Ella McCay: A Feisty Young Woman in a Feel-Good Movie Stuck in Faux Nostalgia
By Jim Slotek
Rating: C+
The ironic thing about Ella McCay, James L. Brooks’ surprisingly slight politically themed comedy, is that it’s an aggressively feel-good movie that may leave you feeling bad.
The movie is about an energetic young woman (Emma Mackey) in 2008 looking to make the world a better place from inside the state governor’s office. There is no mention of Democrats or Republicans, nor of the then-new President.
Aunt Helen (Jamie Lee Curtis) puts aside her misgivings at the marriage of Ella (Emma Mackey)
But even though the movie comes with a disclaimer, in the form of narration by Julie Kavner, saying about 2008, “Yes, there was a recession, but we still liked each other,” it’s little comfort to a viewer in 2025 that people were still nice then.
It prompts the question: Have things really changed that much in 17 years, that we’re practically a different species? The meanness in the air now seems to hammer noble intentions into dust. And it makes Ella McCay seem like an extinct species preserved in amber.
Read our chat with James L. Brooks, Jamie Lee Curtis and Albert Brooks
Brooks has been making crowd-pleasing TV and movies for more than half a century, back to when movie stars playing regular folk could go off to Washington or the State House armed with only a sense of decency and, yes, make the world a better place.
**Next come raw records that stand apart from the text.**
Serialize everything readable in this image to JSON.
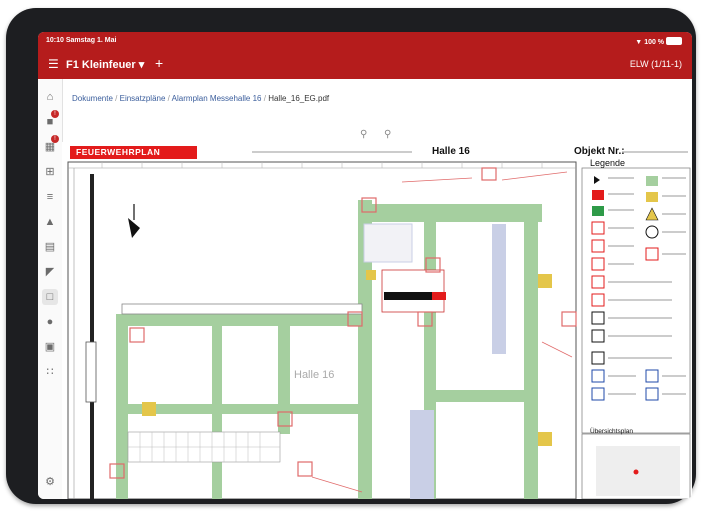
{
  "status": {
    "time": "10:10  Samstag 1. Mai",
    "battery": "100 %"
  },
  "appbar": {
    "title": "F1 Kleinfeuer ▾",
    "unit": "ELW (1/11-1)"
  },
  "breadcrumb": {
    "items": [
      "Dokumente",
      "Einsatzpläne",
      "Alarmplan Messehalle 16"
    ],
    "current": "Halle_16_EG.pdf"
  },
  "plan": {
    "tag": "FEUERWEHRPLAN",
    "hall": "Halle 16",
    "object_label": "Objekt Nr.:",
    "legend_title": "Legende",
    "overview_title": "Übersichtsplan",
    "room_label": "Halle 16"
  },
  "colors": {
    "brand": "#b51c1c",
    "plan_red": "#e31b1b",
    "corridor": "#a5cf9f",
    "stair": "#c9cfe6",
    "sign": "#e4c64a"
  }
}
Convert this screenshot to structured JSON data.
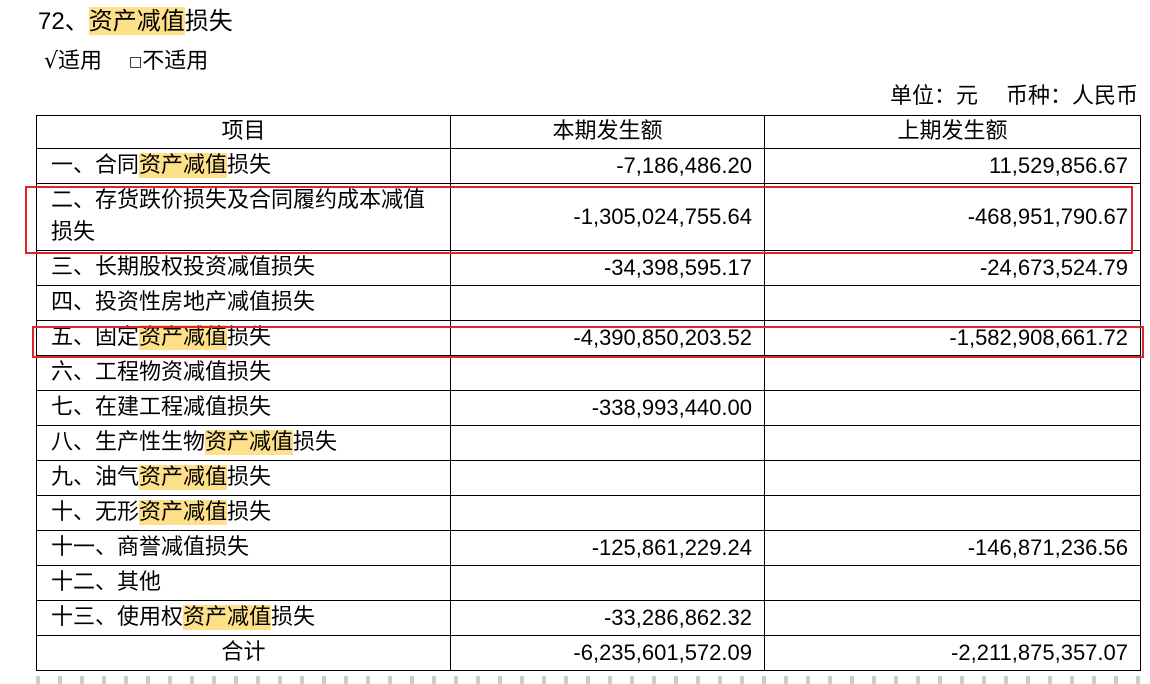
{
  "section": {
    "number": "72、",
    "title_highlight": "资产减值",
    "title_rest": "损失"
  },
  "applicability": {
    "applicable": "√适用",
    "box": "□",
    "not_applicable": "不适用"
  },
  "unit": {
    "unit_text": "单位：元",
    "currency_text": "币种：人民币"
  },
  "table": {
    "headers": [
      "项目",
      "本期发生额",
      "上期发生额"
    ],
    "rows": [
      {
        "pre": "一、合同",
        "hl": "资产减值",
        "post": "损失",
        "current": "-7,186,486.20",
        "previous": "11,529,856.67"
      },
      {
        "pre": "二、存货跌价损失及合同履约成本减值损失",
        "hl": "",
        "post": "",
        "current": "-1,305,024,755.64",
        "previous": "-468,951,790.67"
      },
      {
        "pre": "三、长期股权投资减值损失",
        "hl": "",
        "post": "",
        "current": "-34,398,595.17",
        "previous": "-24,673,524.79"
      },
      {
        "pre": "四、投资性房地产减值损失",
        "hl": "",
        "post": "",
        "current": "",
        "previous": ""
      },
      {
        "pre": "五、固定",
        "hl": "资产减值",
        "post": "损失",
        "current": "-4,390,850,203.52",
        "previous": "-1,582,908,661.72"
      },
      {
        "pre": "六、工程物资减值损失",
        "hl": "",
        "post": "",
        "current": "",
        "previous": ""
      },
      {
        "pre": "七、在建工程减值损失",
        "hl": "",
        "post": "",
        "current": "-338,993,440.00",
        "previous": ""
      },
      {
        "pre": "八、生产性生物",
        "hl": "资产减值",
        "post": "损失",
        "current": "",
        "previous": ""
      },
      {
        "pre": "九、油气",
        "hl": "资产减值",
        "post": "损失",
        "current": "",
        "previous": ""
      },
      {
        "pre": "十、无形",
        "hl": "资产减值",
        "post": "损失",
        "current": "",
        "previous": ""
      },
      {
        "pre": "十一、商誉减值损失",
        "hl": "",
        "post": "",
        "current": "-125,861,229.24",
        "previous": "-146,871,236.56"
      },
      {
        "pre": "十二、其他",
        "hl": "",
        "post": "",
        "current": "",
        "previous": ""
      },
      {
        "pre": "十三、使用权",
        "hl": "资产减值",
        "post": "损失",
        "current": "-33,286,862.32",
        "previous": ""
      }
    ],
    "total": {
      "label": "合计",
      "current": "-6,235,601,572.09",
      "previous": "-2,211,875,357.07"
    }
  },
  "colors": {
    "highlight": "#ffe08a",
    "annotation_box": "#e0252a"
  }
}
People swallowed such cinematic comfort food whole then.
Impossibly idealistic in a cynical world, Ella McCay does at least seem true to its time. The movie’s idea of a career-threatening sex scandal is the governor of the unnamed state having “marital relations” with her spouse in an inappropriate but still private location. This would be about the same time that Republicans were having brain aneurysms over President Obama wearing a tan suit.
In fact, Ella McCay comes off like the pilot episode of a feel-good TV series. None of the characters are particularly well fleshed out, but don’t worry, we’ve got a whole season to make them believable. Oh wait, we don’t.
There are so many characters at play in the movie, the only constant is the young overachiever whose drive makes her a social outcast in school, which only increases her drive. Every other character has only one job (and one dimension), to support her or pretend to. It’s a first-rate cast of actors, all of whom seem to be trying very hard.
At the top of the supporters list is Aunt Helen (Jamie Lee Curtis), who is a mother hen for her motherless niece. There’s also Ryan (Jack Lowden), a handsome, affable, supportive boyfriend-turned-husband, who seems to exist only for her.
On a dime, when the time comes (ie. when she inherits the job of governor of the unnamed state from the previous governor, another supporter, played by Albert Brooks), Ryan turns heel and begins using her coattails to build his own career. There is absolutely no hint of this aspect through the first act of the movie, other than that Aunt Helen never trusts him. Pro wrestlers adjust their roles less abruptly.
Another not-really-supportive character is Ella’s dad (Woody Harrelson), a skeevy philanderer whose stated intent to mend bridges dovetails with his estranged daughter’s sudden success. He spends the moving insisting he’s changed, though he hasn’t.
Finally, there’s Ella’s kid brother Casey (Spike Fearn), an agoraphobe computer nerd who’s used his skills to become rich running a gambling site from his pizza-box-strewn apartment. Nice kid, but you could remove his entire subplot and it wouldn’t change the movie a whit.
Maybe the next episode will be better. Oh, wait, I forgot. it’s a movie.
Ella McCay. Written and directed by James L. Brooks. Stars Emma Mackey, Jamie Lee Curtis, Jack Lowden. In theatres December 12.